5 INVESTIGATES obtained an internal email that shows a Golden Valley official inquired about the possibility. The email from Golden Valley Attorney Maria Cisneros suggests that the west metro suburb is seriously considering drastic measures to deal with the coronavirus.
“I’ve been asked to research whether a city can issue a shelter-in-place order. Has anyone researched this yet?" she wrote to other city attorneys in the state.
The message came just days after San Francisco became the first city to issue its own declaration ahead of the state of California.

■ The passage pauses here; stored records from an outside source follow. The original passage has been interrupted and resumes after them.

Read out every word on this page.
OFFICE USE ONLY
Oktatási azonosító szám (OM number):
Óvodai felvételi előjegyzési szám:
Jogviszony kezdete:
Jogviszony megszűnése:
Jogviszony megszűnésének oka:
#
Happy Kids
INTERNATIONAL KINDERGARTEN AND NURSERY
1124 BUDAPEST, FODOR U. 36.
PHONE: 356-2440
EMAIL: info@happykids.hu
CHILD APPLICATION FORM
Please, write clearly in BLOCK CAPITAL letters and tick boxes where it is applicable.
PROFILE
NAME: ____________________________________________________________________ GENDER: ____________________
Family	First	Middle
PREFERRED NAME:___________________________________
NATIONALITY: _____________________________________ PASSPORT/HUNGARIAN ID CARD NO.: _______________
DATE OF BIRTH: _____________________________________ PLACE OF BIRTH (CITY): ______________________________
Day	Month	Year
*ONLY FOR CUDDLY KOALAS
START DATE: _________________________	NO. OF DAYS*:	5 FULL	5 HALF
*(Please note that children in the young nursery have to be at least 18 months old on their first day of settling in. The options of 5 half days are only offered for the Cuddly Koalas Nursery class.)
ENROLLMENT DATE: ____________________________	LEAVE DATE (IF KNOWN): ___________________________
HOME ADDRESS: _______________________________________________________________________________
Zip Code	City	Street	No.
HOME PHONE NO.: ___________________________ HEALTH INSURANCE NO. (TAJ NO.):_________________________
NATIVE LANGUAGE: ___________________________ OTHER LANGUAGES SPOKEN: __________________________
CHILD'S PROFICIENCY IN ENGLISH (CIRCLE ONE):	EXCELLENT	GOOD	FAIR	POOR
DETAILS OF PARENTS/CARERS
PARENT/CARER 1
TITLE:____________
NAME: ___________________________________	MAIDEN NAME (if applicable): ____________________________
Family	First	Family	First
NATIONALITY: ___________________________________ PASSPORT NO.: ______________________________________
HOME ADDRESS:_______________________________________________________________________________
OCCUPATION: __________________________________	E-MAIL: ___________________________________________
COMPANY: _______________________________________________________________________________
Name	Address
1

The move mandates non-essential workers to stay home unless they need groceries, medication or exercise.
“If one city in the metro right now is thinking about this you have to think that other cities are also,” said David Schultz, a professor of political science at Hamline University.
Schultz said a city’s authority to issue such an order has not really been tested in Minnesota, so it’s unclear if a municipality can beat the governor to the punch.
“From a public policy perspective, it suggests that cities are obviously very worried and are looking for options to protect their population. From a legal perspective, this is really fascinating. The simple answer is we don’t know if cities have the legal authority to do a shelter-in-place,” he said.
Golden Valley City Manager Tim Cruikshank would not comment specifically on what Golden Valley officials have tasked the city attorney to research but told 5 INVESTIGATES they are always trying to think ahead and be prepared for whatever may come.
Thus far, Gov. Tim Walz has resisted a statewide shelter-in-place policy to stop the spread of the virus, but he admitted in a news conference Friday that it’s under consideration.
Meanwhile, elsewhere in the country, the dominos are falling fast. California, New York and Illinois have deployed similar lockdowns.
The next question is how will officials — on a city or state level — enforce these extreme measures, or can they at all?
"My guess is that there are so many holes in this order that I would really describe it as less mandatory and more at this point as sort of strongly suggestive, hoping that people will go along with it," Schultz said. "But at the end of the day, I question whether you can actually enforce this in a way that you could do it with criminal penalty."
The governor’s office did not response to requests for comment.